Proteins modified by multiubiquitin chains are the preferred substrates of the proteasome. Ubiquitination involves a ubiquitin-activating enzyme, E1, a ubiquitin-conjugating enzyme, E2, and often a substrate-specific ubiquitin-protein ligase, E3. In Saccharomyces cerevisiae, efficient multiubiquitination needed for proteasomal targeting of a model substrate requires an additional conjugation factor, named E4. This protein, previously known as UFD2 in yeast, binds to the ubiquitin moieties of preformed conjugates and catalyzes ubiquitin chain assembly in conjunction with E1, E2, and E3. Intriguingly, E4 defines a novel protein family that includes homologs in human, Dictyostelium, fission yeast and in C. elegans.

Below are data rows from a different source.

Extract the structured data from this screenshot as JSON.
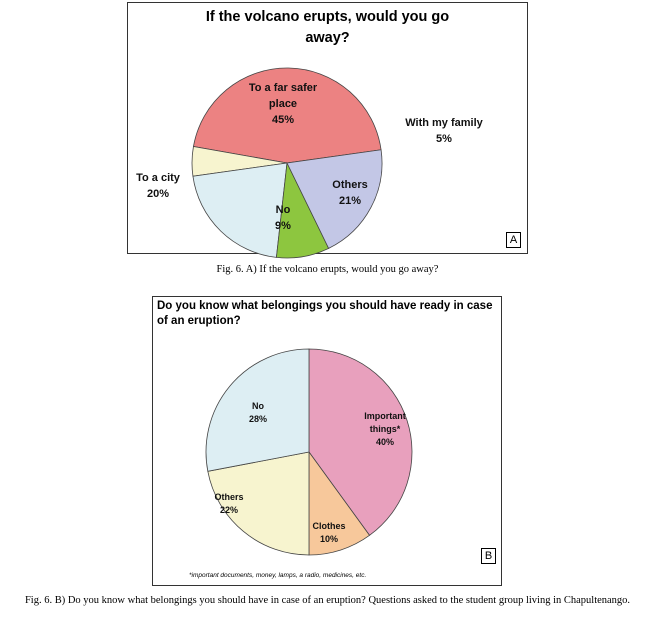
{
  "chart_data": [
    {
      "type": "pie",
      "panel_mark": "A",
      "title": "If the volcano erupts, would you go away?",
      "slices": [
        {
          "label": "To a far safer place",
          "label_lines": [
            "To a far safer",
            "place"
          ],
          "percent_text": "45%",
          "value": 45,
          "color": "#ec8282"
        },
        {
          "label": "With my family",
          "label_lines": [
            "With my family"
          ],
          "percent_text": "5%",
          "value": 5,
          "color": "#f7f4cf"
        },
        {
          "label": "Others",
          "label_lines": [
            "Others"
          ],
          "percent_text": "21%",
          "value": 21,
          "color": "#ddeef3"
        },
        {
          "label": "No",
          "label_lines": [
            "No"
          ],
          "percent_text": "9%",
          "value": 9,
          "color": "#8dc63f"
        },
        {
          "label": "To a city",
          "label_lines": [
            "To a city"
          ],
          "percent_text": "20%",
          "value": 20,
          "color": "#c3c7e6"
        }
      ]
    },
    {
      "type": "pie",
      "panel_mark": "B",
      "title": "Do you know what belongings you should have ready in case of an eruption?",
      "footnote": "*important documents, money, lamps, a radio, medicines, etc.",
      "slices": [
        {
          "label": "Important things*",
          "label_lines": [
            "Important",
            "things*"
          ],
          "percent_text": "40%",
          "value": 40,
          "color": "#e8a0bd"
        },
        {
          "label": "Clothes",
          "label_lines": [
            "Clothes"
          ],
          "percent_text": "10%",
          "value": 10,
          "color": "#f7c89b"
        },
        {
          "label": "Others",
          "label_lines": [
            "Others"
          ],
          "percent_text": "22%",
          "value": 22,
          "color": "#f7f4cf"
        },
        {
          "label": "No",
          "label_lines": [
            "No"
          ],
          "percent_text": "28%",
          "value": 28,
          "color": "#ddeef3"
        }
      ]
    }
  ],
  "captions": {
    "a": "Fig. 6. A) If the volcano erupts, would you go away?",
    "b": "Fig. 6. B) Do you know what belongings you should have in case of an eruption? Questions asked to the student group living in Chapultenango."
  }
}
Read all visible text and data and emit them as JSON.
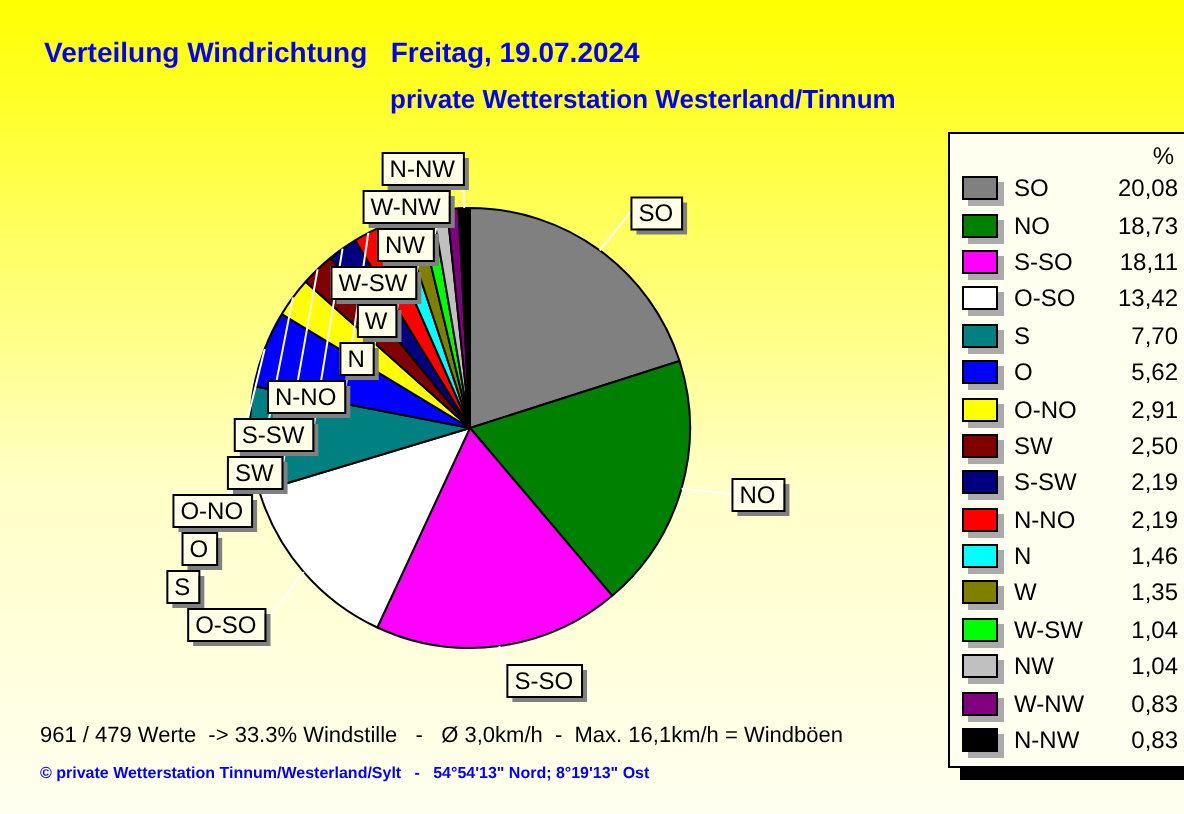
{
  "chart_data": {
    "type": "pie",
    "title": "Verteilung Windrichtung   Freitag, 19.07.2024",
    "subtitle": "private Wetterstation Westerland/Tinnum",
    "legend": "right",
    "legend_title": "%",
    "data_labels": true,
    "categories": [
      "SO",
      "NO",
      "S-SO",
      "O-SO",
      "S",
      "O",
      "O-NO",
      "SW",
      "S-SW",
      "N-NO",
      "N",
      "W",
      "W-SW",
      "NW",
      "W-NW",
      "N-NW"
    ],
    "values": [
      20.08,
      18.73,
      18.11,
      13.42,
      7.7,
      5.62,
      2.91,
      2.5,
      2.19,
      2.19,
      1.46,
      1.35,
      1.04,
      1.04,
      0.83,
      0.83
    ],
    "value_labels": [
      "20,08",
      "18,73",
      "18,11",
      "13,42",
      "7,70",
      "5,62",
      "2,91",
      "2,50",
      "2,19",
      "2,19",
      "1,46",
      "1,35",
      "1,04",
      "1,04",
      "0,83",
      "0,83"
    ],
    "colors": [
      "#808080",
      "#008000",
      "#ff00ff",
      "#ffffff",
      "#008080",
      "#0000ff",
      "#ffff00",
      "#800000",
      "#000080",
      "#ff0000",
      "#00ffff",
      "#808000",
      "#00ff00",
      "#c0c0c0",
      "#800080",
      "#000000"
    ],
    "annotations": [
      "961 / 479 Werte  -> 33.3% Windstille   -   Ø 3,0km/h  -  Max. 16,1km/h = Windböen",
      "© private Wetterstation Tinnum/Westerland/Sylt   -   54°54'13\" Nord; 8°19'13\" Ost"
    ]
  }
}
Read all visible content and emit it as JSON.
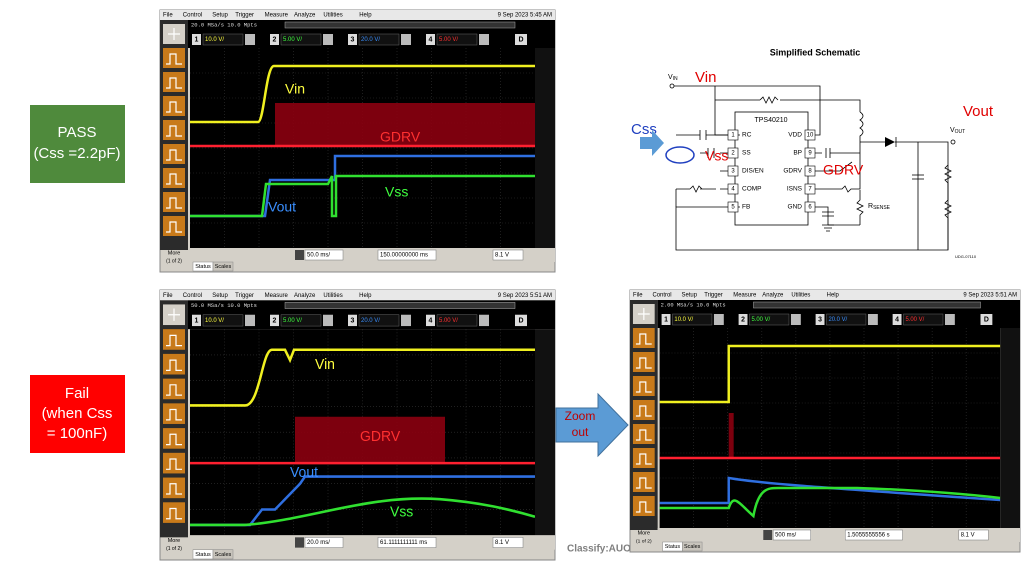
{
  "pass_label": [
    "PASS",
    "(Css =2.2pF)"
  ],
  "fail_label": [
    "Fail",
    "(when Css",
    "= 100nF)"
  ],
  "zoom_label": [
    "Zoom",
    "out"
  ],
  "classification": "Classify:AUO",
  "scopes": [
    {
      "menu": [
        "File",
        "Control",
        "Setup",
        "Trigger",
        "Measure",
        "Analyze",
        "Utilities",
        "Help"
      ],
      "date": "9 Sep 2023  5:45 AM",
      "acquisition": "20.0 MSa/s  10.0 Mpts",
      "channels": [
        {
          "number": "1",
          "scale": "10.0 V/"
        },
        {
          "number": "2",
          "scale": "5.00 V/"
        },
        {
          "number": "3",
          "scale": "20.0 V/"
        },
        {
          "number": "4",
          "scale": "5.00 V/"
        }
      ],
      "digital": "D",
      "timebase": "50.0 ms/",
      "delay": "150.00000000 ms",
      "trigger_level": "8.1 V",
      "tabs": [
        "Status",
        "Scales"
      ],
      "more": [
        "More",
        "(1 of 2)"
      ],
      "traces": [
        "Vin",
        "GDRV",
        "Vss",
        "Vout"
      ]
    },
    {
      "menu": [
        "File",
        "Control",
        "Setup",
        "Trigger",
        "Measure",
        "Analyze",
        "Utilities",
        "Help"
      ],
      "date": "9 Sep 2023  5:51 AM",
      "acquisition": "50.0 MSa/s  10.0 Mpts",
      "channels": [
        {
          "number": "1",
          "scale": "10.0 V/"
        },
        {
          "number": "2",
          "scale": "5.00 V/"
        },
        {
          "number": "3",
          "scale": "20.0 V/"
        },
        {
          "number": "4",
          "scale": "5.00 V/"
        }
      ],
      "digital": "D",
      "timebase": "20.0 ms/",
      "delay": "61.1111111111 ms",
      "trigger_level": "8.1 V",
      "tabs": [
        "Status",
        "Scales"
      ],
      "more": [
        "More",
        "(1 of 2)"
      ],
      "traces": [
        "Vin",
        "GDRV",
        "Vout",
        "Vss"
      ]
    },
    {
      "menu": [
        "File",
        "Control",
        "Setup",
        "Trigger",
        "Measure",
        "Analyze",
        "Utilities",
        "Help"
      ],
      "date": "9 Sep 2023  5:51 AM",
      "acquisition": "2.00 MSa/s  10.0 Mpts",
      "channels": [
        {
          "number": "1",
          "scale": "10.0 V/"
        },
        {
          "number": "2",
          "scale": "5.00 V/"
        },
        {
          "number": "3",
          "scale": "20.0 V/"
        },
        {
          "number": "4",
          "scale": "5.00 V/"
        }
      ],
      "digital": "D",
      "timebase": "500 ms/",
      "delay": "1.5055555556 s",
      "trigger_level": "8.1 V",
      "tabs": [
        "Status",
        "Scales"
      ],
      "more": [
        "More",
        "(1 of 2)"
      ],
      "traces": []
    }
  ],
  "schematic": {
    "title": "Simplified Schematic",
    "vin_symbol": [
      "V",
      "IN"
    ],
    "vout_symbol": [
      "V",
      "OUT"
    ],
    "rsense": [
      "R",
      "SENSE"
    ],
    "ic_name": "TPS40210",
    "left_pins": [
      {
        "number": "1",
        "name": "RC"
      },
      {
        "number": "2",
        "name": "SS"
      },
      {
        "number": "3",
        "name": "DIS/EN"
      },
      {
        "number": "4",
        "name": "COMP"
      },
      {
        "number": "5",
        "name": "FB"
      }
    ],
    "right_pins": [
      {
        "number": "10",
        "name": "VDD"
      },
      {
        "number": "9",
        "name": "BP"
      },
      {
        "number": "8",
        "name": "GDRV"
      },
      {
        "number": "7",
        "name": "ISNS"
      },
      {
        "number": "6",
        "name": "GND"
      }
    ],
    "drawing_id": "UDG-07110",
    "annotations": {
      "vin": "Vin",
      "vout": "Vout",
      "css": "Css",
      "vss": "Vss",
      "gdrv": "GDRV"
    }
  }
}
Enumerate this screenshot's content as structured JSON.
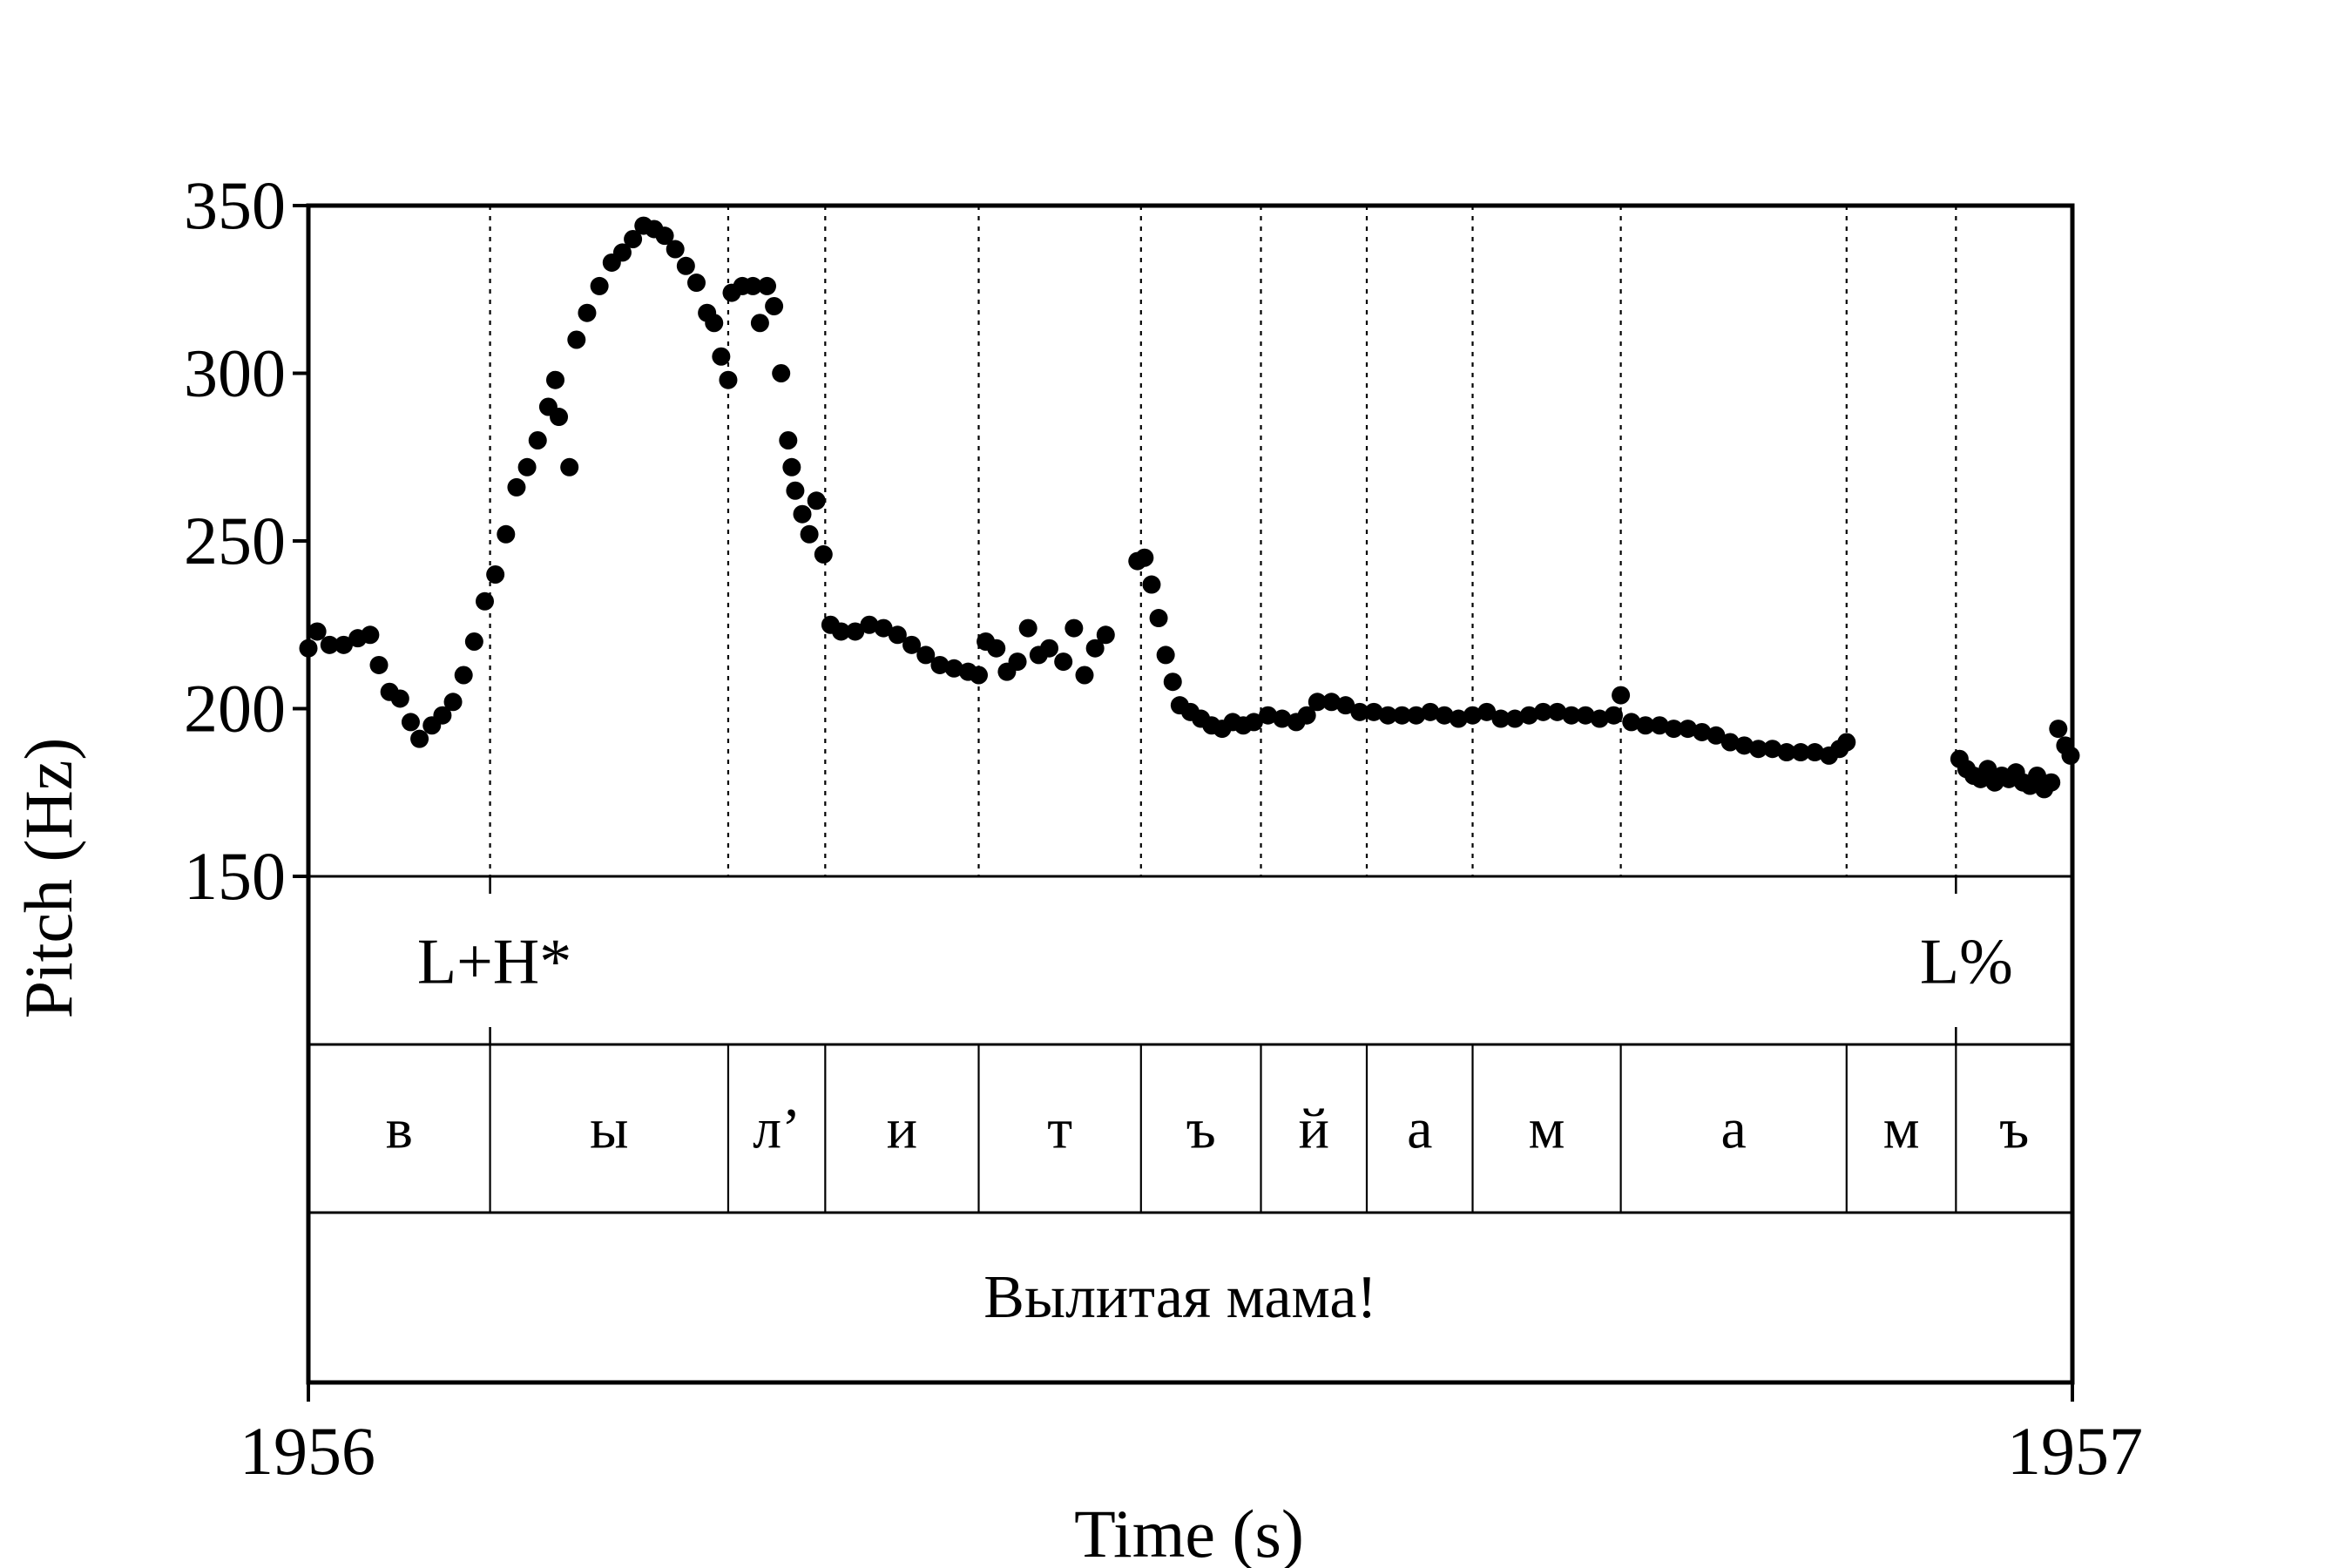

We are interested in the function of the E4 enzyme in multicellular organisms and therefore studying the function of the C. elegans homolog of UFD2, which we named UBO-2 (U-box domain protein-2). First we recombinantly expressed and purified UBO-2. Using an in vitro ubiquitination assay, we verified the binding of UBO-2 to a ubiquitinated model substrate as it was previously shown for yeast UFD2. Additionally UBO-2 is able to selfubiquitinate in vitro and therefore its C-terminal U-box domain is required. Furthermore we analyzed the expression pattern of
ubo-2 in transgenic animals using GFP fusion proteins driven by the endogenous promoter. Interestingly, UBO-2::GFP is expressed in all neurons of the worm, in some muscle cells of the pharynx and somatic muscle cells and is localized predominantly in the nucleus. Using the two-hybrid system we identified one specific binding partner. Interestingly, this interactor also bears a U-box domain like UBO-2; therefore we named it UBO-1 (U-box domain protein-1). UBO-1 shows selfubiquitination in vitro and thereby collaborates with the same E2-enzyme like UBO-2. In further biochemical studies we identified that both enzymes function in the same pathway and we identified one specific substrate. UBO-1 and UBO-2 form a trimeric complex with this substrate resulting in its multiubiquitination. To continue the analysis of both enzymes genetically, we generated deletion mutants of
ubo-1 and
ubo-2. We will present biochemical results including the in vitro ubiquitination assay and an epistasis analysis between our deletion mutants and conditional alleles of the substrate gene. Our data define a novel pathway and a novel mechanism involved in protein turnover during development.